Alba Grifoni, Michael A. Angelo, Benjamin Lopez, Patrick H. O’Rourke, John Sidney, Cristhiam Cerpas, Angel Balmaseda, Cassia G. T. Silveira, Alvino Maestri, Priscilla R. Costa, Anna P. Durbin, Sean A. Diehl, Elizabeth Phillips, Simon Mallal, Aruna D. De Silva, Godwin Nchinda, Celine Nkenfou, Matthew H. Collins, Aravinda M. de Silva, Mei Qiu Lim, Paul A. Macary, Filippo Tatullo, Tom Solomon, Vijaya Satchidanandam, Anita Desai, Vasanthapram Ravi, Josefina Coloma, Lance Turtle, Laura Rivino, Esper G. Kallas, Bjoern Peters, Eva Harris, Alessandro Sette and Daniela Weiskopf.

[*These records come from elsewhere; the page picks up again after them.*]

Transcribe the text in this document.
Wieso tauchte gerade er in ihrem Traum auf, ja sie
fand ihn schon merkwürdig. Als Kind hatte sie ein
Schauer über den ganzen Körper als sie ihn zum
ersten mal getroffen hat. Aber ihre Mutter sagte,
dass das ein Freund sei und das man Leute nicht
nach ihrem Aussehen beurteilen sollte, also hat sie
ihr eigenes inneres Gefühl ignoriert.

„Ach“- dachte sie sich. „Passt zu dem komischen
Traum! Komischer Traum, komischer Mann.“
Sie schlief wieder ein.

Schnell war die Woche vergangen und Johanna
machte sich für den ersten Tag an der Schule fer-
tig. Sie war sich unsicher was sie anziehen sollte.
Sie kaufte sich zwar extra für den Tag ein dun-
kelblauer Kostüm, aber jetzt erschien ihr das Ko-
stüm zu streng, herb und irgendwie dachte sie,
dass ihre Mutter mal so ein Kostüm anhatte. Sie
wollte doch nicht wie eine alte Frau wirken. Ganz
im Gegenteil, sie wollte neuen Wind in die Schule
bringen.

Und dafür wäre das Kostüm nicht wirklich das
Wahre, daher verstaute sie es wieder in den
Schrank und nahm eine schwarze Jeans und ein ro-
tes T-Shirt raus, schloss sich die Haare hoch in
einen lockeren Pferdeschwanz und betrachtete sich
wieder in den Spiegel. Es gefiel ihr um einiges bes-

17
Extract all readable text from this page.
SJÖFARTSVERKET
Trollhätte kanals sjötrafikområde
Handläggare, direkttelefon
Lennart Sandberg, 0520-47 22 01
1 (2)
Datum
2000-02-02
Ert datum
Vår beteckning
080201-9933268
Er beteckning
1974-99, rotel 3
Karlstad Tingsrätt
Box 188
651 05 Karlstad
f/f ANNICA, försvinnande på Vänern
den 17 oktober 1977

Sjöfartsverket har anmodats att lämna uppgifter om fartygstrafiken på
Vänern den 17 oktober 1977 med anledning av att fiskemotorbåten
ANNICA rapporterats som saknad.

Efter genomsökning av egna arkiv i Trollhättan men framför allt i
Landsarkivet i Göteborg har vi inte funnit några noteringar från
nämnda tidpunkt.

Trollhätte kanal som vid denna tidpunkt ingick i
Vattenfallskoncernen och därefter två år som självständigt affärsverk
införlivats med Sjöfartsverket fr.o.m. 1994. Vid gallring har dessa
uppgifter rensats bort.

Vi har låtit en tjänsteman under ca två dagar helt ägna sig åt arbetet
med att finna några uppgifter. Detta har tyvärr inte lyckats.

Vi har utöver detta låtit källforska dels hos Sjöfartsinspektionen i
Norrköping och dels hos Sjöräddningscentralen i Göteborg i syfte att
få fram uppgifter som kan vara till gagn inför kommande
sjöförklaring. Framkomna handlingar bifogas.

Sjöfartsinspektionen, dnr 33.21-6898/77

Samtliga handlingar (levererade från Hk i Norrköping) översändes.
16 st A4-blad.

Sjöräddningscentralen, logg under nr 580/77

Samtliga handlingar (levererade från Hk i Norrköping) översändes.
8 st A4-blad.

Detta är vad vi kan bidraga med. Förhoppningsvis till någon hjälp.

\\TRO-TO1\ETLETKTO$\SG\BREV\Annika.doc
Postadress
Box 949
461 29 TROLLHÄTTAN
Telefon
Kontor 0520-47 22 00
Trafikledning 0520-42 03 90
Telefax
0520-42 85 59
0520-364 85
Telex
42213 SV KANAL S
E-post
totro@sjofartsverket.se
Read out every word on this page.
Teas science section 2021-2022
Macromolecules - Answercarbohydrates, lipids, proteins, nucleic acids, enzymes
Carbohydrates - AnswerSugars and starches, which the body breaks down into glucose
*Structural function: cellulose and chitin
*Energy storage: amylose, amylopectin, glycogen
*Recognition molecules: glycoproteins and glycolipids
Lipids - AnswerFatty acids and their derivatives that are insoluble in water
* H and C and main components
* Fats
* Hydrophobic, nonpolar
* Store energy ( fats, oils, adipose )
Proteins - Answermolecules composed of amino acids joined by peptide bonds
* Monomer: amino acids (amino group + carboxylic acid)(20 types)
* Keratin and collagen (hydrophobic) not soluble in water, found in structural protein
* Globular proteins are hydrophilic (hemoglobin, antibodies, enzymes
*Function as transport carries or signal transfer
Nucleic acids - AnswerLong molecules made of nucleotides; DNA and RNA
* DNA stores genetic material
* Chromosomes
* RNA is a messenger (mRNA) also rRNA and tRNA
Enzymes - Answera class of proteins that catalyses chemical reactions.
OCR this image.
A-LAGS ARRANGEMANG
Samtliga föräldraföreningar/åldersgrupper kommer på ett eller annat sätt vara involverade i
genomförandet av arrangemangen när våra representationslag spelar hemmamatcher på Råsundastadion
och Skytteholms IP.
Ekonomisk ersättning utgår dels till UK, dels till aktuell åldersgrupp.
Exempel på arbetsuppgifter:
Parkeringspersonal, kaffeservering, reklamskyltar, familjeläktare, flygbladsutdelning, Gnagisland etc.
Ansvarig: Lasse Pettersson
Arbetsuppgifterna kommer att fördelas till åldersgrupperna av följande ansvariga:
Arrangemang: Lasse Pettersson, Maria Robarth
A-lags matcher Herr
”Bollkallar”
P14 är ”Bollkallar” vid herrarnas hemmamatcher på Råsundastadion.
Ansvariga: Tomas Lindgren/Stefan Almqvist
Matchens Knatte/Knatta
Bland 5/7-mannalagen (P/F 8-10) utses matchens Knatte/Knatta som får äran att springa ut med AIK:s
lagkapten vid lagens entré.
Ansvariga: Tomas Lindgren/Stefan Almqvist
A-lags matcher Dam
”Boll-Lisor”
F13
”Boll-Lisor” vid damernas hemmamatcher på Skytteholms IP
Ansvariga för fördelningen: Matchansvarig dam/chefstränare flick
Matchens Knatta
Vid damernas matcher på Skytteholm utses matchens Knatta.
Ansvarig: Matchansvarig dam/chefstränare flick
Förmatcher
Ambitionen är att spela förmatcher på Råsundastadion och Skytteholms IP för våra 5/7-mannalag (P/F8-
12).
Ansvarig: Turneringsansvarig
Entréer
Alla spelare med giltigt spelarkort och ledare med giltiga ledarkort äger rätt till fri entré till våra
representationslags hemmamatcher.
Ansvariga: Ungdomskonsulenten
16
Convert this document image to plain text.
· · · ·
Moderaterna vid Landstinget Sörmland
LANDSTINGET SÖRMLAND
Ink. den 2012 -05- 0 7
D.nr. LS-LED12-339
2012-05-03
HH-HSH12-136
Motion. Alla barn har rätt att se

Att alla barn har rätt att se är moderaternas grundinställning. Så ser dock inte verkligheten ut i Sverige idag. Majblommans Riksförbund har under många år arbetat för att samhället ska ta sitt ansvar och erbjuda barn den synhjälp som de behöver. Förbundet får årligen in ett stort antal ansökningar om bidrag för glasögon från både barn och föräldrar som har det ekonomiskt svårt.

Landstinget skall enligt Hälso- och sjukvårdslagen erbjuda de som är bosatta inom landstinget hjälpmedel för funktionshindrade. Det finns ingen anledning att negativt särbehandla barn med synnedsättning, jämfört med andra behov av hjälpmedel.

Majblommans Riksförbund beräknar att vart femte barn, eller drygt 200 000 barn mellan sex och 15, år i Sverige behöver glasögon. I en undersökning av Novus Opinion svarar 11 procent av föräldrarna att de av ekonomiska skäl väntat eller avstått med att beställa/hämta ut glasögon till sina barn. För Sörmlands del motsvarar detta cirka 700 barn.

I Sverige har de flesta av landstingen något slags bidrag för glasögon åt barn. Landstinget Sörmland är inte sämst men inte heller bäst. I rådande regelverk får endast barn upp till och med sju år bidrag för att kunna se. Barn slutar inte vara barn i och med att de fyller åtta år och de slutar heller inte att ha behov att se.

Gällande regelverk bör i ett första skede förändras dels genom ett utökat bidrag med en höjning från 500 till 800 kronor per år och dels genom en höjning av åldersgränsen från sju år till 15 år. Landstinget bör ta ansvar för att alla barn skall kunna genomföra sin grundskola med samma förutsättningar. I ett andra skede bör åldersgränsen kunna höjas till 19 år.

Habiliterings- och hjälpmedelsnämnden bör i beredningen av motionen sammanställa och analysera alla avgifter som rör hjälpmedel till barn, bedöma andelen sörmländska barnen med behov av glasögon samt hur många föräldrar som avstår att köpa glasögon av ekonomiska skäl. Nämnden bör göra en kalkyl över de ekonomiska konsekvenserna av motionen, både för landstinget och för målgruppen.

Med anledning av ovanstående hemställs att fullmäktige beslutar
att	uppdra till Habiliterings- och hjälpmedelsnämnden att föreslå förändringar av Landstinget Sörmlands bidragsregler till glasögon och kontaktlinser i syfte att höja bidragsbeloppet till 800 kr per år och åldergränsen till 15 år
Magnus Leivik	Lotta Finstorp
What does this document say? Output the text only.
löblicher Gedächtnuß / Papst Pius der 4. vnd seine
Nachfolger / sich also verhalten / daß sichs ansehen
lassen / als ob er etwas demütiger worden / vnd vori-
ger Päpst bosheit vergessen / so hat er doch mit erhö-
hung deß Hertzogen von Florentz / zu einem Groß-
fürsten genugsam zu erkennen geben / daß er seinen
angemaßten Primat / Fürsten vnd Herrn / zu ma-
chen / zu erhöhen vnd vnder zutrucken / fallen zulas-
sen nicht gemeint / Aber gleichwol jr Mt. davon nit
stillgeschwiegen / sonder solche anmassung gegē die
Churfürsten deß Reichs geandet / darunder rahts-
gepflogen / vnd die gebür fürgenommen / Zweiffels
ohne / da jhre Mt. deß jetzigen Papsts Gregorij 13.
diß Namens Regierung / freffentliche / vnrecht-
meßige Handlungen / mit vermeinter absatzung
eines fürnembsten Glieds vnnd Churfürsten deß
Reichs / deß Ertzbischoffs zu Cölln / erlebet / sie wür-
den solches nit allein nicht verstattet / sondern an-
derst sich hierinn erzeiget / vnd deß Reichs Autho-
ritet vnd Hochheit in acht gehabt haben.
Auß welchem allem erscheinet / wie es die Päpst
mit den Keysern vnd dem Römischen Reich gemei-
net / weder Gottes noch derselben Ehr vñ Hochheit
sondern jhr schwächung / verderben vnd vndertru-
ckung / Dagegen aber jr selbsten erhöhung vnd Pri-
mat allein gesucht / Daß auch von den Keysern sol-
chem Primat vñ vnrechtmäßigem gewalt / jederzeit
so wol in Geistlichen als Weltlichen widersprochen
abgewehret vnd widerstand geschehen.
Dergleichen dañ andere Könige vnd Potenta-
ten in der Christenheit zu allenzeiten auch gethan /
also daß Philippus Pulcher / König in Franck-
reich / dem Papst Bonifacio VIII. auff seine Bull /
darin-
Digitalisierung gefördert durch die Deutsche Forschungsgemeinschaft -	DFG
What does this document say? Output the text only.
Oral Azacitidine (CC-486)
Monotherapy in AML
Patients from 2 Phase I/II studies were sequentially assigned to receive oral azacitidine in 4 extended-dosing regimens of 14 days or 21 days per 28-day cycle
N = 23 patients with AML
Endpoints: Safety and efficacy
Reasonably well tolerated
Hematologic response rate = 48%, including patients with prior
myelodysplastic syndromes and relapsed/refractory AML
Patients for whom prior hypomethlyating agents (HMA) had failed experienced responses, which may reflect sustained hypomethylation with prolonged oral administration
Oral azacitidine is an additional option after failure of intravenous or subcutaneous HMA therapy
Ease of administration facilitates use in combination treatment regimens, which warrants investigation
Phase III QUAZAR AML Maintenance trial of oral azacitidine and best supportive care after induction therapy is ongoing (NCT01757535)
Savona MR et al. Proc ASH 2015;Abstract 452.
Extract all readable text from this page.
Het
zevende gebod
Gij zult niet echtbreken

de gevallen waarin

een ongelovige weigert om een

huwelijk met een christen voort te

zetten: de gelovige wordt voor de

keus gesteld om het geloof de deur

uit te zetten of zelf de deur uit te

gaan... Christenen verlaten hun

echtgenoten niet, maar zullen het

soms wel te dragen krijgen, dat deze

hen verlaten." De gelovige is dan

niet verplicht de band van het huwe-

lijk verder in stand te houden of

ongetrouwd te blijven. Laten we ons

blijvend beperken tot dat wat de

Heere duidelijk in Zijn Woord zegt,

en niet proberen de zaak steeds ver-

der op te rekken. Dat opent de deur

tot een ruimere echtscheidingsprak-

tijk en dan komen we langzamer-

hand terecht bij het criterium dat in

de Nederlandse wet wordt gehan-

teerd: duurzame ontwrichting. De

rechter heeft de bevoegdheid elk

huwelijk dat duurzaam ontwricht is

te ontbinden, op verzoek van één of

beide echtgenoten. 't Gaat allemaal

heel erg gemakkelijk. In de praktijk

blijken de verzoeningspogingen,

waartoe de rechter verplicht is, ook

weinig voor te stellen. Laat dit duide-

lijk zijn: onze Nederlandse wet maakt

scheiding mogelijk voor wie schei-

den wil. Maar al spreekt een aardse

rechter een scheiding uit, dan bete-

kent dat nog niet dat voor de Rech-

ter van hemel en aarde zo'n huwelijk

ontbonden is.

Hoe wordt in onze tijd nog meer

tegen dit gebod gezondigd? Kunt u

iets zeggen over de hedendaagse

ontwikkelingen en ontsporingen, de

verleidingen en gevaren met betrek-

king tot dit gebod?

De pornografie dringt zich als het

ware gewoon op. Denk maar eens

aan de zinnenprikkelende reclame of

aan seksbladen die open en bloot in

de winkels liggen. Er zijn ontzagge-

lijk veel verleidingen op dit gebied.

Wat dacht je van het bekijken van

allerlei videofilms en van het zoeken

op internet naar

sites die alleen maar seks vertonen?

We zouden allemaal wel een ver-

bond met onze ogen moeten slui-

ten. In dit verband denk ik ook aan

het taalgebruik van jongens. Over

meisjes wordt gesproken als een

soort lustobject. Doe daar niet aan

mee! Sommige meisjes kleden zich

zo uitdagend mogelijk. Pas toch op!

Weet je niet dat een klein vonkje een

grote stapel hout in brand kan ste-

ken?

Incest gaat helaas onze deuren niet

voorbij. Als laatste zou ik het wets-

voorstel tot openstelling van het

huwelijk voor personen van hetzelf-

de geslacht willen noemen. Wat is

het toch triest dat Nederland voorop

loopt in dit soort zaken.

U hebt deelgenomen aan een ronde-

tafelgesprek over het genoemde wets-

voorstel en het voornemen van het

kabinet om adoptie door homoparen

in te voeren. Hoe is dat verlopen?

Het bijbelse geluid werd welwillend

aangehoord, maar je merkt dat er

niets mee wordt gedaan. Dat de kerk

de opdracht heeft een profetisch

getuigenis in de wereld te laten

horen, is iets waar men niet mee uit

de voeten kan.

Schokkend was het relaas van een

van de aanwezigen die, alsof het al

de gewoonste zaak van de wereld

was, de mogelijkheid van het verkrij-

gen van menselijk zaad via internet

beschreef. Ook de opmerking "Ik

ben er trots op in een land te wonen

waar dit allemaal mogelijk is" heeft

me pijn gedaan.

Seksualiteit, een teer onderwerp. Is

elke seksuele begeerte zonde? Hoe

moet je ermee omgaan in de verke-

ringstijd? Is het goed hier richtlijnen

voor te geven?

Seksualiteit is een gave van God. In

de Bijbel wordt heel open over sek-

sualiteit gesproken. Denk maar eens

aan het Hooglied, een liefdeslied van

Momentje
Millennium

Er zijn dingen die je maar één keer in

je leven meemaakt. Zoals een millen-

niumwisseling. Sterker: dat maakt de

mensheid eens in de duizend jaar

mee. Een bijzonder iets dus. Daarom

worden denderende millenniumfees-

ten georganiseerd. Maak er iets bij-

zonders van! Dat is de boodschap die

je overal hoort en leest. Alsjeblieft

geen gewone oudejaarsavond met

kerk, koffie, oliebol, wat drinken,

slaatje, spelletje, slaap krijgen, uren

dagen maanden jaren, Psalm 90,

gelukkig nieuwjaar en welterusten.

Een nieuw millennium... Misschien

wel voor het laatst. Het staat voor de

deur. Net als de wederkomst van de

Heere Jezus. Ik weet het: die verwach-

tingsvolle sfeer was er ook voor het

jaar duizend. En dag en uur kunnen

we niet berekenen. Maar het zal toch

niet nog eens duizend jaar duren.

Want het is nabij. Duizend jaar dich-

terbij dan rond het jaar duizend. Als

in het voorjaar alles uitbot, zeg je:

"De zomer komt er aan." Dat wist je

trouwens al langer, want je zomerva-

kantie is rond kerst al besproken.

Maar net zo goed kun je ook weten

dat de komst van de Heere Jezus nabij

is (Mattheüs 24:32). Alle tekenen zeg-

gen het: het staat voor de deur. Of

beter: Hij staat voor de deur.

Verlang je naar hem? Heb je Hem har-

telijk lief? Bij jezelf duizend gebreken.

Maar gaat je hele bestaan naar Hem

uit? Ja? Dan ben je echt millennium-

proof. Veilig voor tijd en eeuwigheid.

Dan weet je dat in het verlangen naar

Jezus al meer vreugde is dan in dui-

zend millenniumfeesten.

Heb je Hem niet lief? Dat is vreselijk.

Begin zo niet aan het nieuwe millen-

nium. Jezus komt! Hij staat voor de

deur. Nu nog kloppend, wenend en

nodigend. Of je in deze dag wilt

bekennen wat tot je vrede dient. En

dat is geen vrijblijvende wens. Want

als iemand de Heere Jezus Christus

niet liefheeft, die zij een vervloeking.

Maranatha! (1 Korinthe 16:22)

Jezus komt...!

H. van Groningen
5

, doi: 10.3389/fimmu.2017.01309
Frontiers in Immunology volume 8 Article 1309
Dengue is a major public health problem worldwide. Assessment of adaptive immunity is important to understanding immunopathology and to define correlates of protection against dengue virus (DENV). To enable global assessment of CD4+ T cell responses, we mapped HLA-DRB1-restricted DENV-specific CD4+ T cell epitopes in individuals previously exposed to DENV in the general population of the dengue-endemic region of Managua, Nicaragua.
HLA class II epitopes in the population of Managua were identified by an in vitro IFNγ ELISPOT assay. CD4+ T cells purified by magnetic bead negative selection were stimulated with HLA-matched epitope pools in the presence of autologous antigen-presenting cells, followed by pool deconvolution to identify specific epitopes. The epitopes identified in this study were combined with those previously identified in the DENV endemic region of Sri Lanka, to generate a “megapool” (MP) consisting of 180 peptides specifically designed to achieve balanced HLA and DENV serotype coverage. The DENV CD4MP180 was validated by intracellular cytokine staining assays.
We detected responses directed against a total of 431 epitopes, representing all 4 DENV serotypes, restricted by 15 different HLA-DRB1 alleles. The responses were associated with a similar pattern of protein immunodominance, overall higher magnitude of responses, as compared to what was observed previously in the Sri Lanka region. Based on these epitope mapping studies, we designed a DENV CD4 MP180 with higher and more consistent coverage, which allowed the detection of CD4+ T cell DENV responses ex vivo in various cohorts of DENV exposed donors worldwide, including donors from Nicaragua, Brazil, Singapore, Sri Lanka, and U.S. domestic flavivirus-naïve subjects immunized with Tetravalent Dengue Live-Attenuated Vaccine (TV005). This broad reactivity reflects that the 21 HLA-DRB1 alleles analyzed in this and previous studies account for more than 80% of alleles present with a phenotypic frequency ≥5% worldwide, corresponding to 92% phenotypic coverage of the general population (i.e., 92% of individuals express at least one of these alleles).
The DENV CD4 MP180 can be utilized to measure ex vivo responses to DENV irrespective of geographical location.